NYC Rapid Transit Railroad

Today in History, March 24, 1900:

New York City Mayor Robert Anthony Van Wyck uses a silver spade to turn the first shovel-full of dirt on a new project: The first underground “Rapid Transit Railroad” in NYC. The first leg would run from Manhattan to Brooklyn. What is now known as the subway would get someone from downtown to Harlem in 13 minutes.

“When Mayor Van Wyck, silver spade in hand, lifted the first shovel of dirt from a small excavation in the flagging in front of the City Hall yesterday, the rapid transit tunnel was officially begun. Around New York’s Chief Magistrate were grouped the men whose persevering work of years had at last made rapid transit a certainty in New York, city officials who have aided them more-or-less in their efforts, financiers who came to the rescue when their aid was most needed, citizens whose names are a power in the professional and commercial world. and beyond all these, banked in almost solid phalanx from the sidewalks of Broadway across the park to the tall buildings in Park Row, were thousands of citizens of all degrees of life, who fought and struggled for position to witness one of the most important events in the history of the city.” –The New York Times, March 25, 1900

One Man…Many Lives

Today in History, January 24, 1965:

Sir Winston Leonard Spencer Churchill died at the age of 90 in London, England.

I normally try to avoid posting people’s birth and natural cause death dates. These are natural events in their lives, which we all experience. Normally not something they “accomplished.” However as I did my standard research for today’s date, my mind was changed.
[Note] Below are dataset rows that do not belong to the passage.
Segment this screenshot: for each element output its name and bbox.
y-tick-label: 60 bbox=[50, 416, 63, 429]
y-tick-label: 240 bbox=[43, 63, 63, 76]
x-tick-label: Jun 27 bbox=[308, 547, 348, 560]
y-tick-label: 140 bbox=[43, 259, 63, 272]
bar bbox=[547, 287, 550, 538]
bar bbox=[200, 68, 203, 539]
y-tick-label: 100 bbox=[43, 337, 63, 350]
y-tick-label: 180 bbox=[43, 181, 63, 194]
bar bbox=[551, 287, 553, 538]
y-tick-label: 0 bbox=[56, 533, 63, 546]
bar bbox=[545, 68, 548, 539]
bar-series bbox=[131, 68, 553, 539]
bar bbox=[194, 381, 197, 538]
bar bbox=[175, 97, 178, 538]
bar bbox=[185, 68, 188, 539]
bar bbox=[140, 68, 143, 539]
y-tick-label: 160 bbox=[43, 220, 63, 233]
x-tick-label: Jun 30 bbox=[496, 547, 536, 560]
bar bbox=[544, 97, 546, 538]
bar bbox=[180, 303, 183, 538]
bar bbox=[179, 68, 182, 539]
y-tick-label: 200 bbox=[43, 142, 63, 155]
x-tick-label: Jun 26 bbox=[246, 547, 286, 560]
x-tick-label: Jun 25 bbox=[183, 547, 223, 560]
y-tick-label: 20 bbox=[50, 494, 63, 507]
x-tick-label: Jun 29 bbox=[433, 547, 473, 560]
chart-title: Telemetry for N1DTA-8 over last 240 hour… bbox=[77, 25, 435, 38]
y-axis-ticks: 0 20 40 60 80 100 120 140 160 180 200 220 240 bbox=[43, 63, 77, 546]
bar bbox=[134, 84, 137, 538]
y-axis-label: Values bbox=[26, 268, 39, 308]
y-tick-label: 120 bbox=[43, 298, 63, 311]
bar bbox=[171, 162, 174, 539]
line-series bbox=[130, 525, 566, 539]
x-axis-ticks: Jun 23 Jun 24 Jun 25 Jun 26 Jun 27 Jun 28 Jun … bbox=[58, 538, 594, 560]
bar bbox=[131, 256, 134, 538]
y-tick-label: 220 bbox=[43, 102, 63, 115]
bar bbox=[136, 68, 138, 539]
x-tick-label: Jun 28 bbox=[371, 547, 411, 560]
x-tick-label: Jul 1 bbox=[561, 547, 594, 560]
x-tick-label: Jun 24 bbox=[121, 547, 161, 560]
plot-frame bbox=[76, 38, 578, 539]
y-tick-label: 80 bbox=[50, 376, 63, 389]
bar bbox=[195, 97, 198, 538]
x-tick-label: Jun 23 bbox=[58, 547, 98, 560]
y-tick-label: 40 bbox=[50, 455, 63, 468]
Most of the individuals I post about led significant lives…and finding their connections through time is one of my favorite subjects. Yet as I read over several events that I might post about for just this single date, I kept seeing major events which I recognized for having one thing in common…or one person…the remarkable Winston Churchill.

So. Keeping in mind these events are only a microcosm of the influence he had during his 90 years on this Earth:

January 24, 1900. 26-year-old Winston Churchill was a correspondent covering the Boer War in South Africa when he was made a Lieutenant for his exploits. On today’s date he covered the Battle of Spion Kop during the Siege of Ladysmith. During the war he would manage to distinguish himself in combat.

January 24, 1915. The Royal Navy engages the German Navy at the famous Battle of Dogger Bank due to intelligence gained by the Admiralty. In charge of the Admiralty was a 41-year-old First Lord of the Admiralty, Winston Churchill. He would leave the office somewhat in disgrace after failed efforts in the Dardanelles and Gallipoli…but the indefatigable man would reinvent himself, serving in the government in several posts, including Lord of the Admiralty again.

January 24, 1943. After having done his time in “the wilderness” when he was nearly the sole voice shouting against appeasement of the Nazi regime, now Winston Churchill was the Prime Minister of Britain. On this date he concluded a landmark conference with American President Franklin Roosevelt at Casablanca, Morocco, during which the Allied leaders set the course for the second world war.

There is so much more to cover that Churchill was involved in; what an amazing life!

“If Warren Ever Dies, He Will Be Shot…”

Today in History, July 7, 1900:Warren Earp is killed in a bar fight in Willcox, Arizona. This is interesting for the “here’s something I didn’t know” and the “we aren’t told everything” categories. Most of us know of the exploits of Wyatt, Morgan and Virgil Earp. But how many know of Warren, the youngest brother? After Morgan was murdered and Virgil was injured in the aftermath of the “Gunfight at the O.K. Corral”, Warren, who had been visiting his parents in California, returned to Tombstone and helped Wyatt hunt down the “Cowboys” that had victimized their brothers. But, as Virgil said, “‘If Warren ever dies he will be shot. He is too hasty, quick-tempered and too ready to pick a quarrel. Besides he will not let bygones be bygones, and on that account, I expect that he will meet a violent death.” Virgil was right. On this date in 1900 Warren was bullying a local range boss, Johnny Boyett in a local bar, advancing on him and threatening him, when Boyett fired 5 rounds into him. Boyett hid out for some time, afraid of revenge from the Earp brothers. While Virgil did conduct his own investigation and decided that it was murder, Wyatt never became involved. Boyett died of natural causes in Texas, never harassed by Wyatt or Virgil.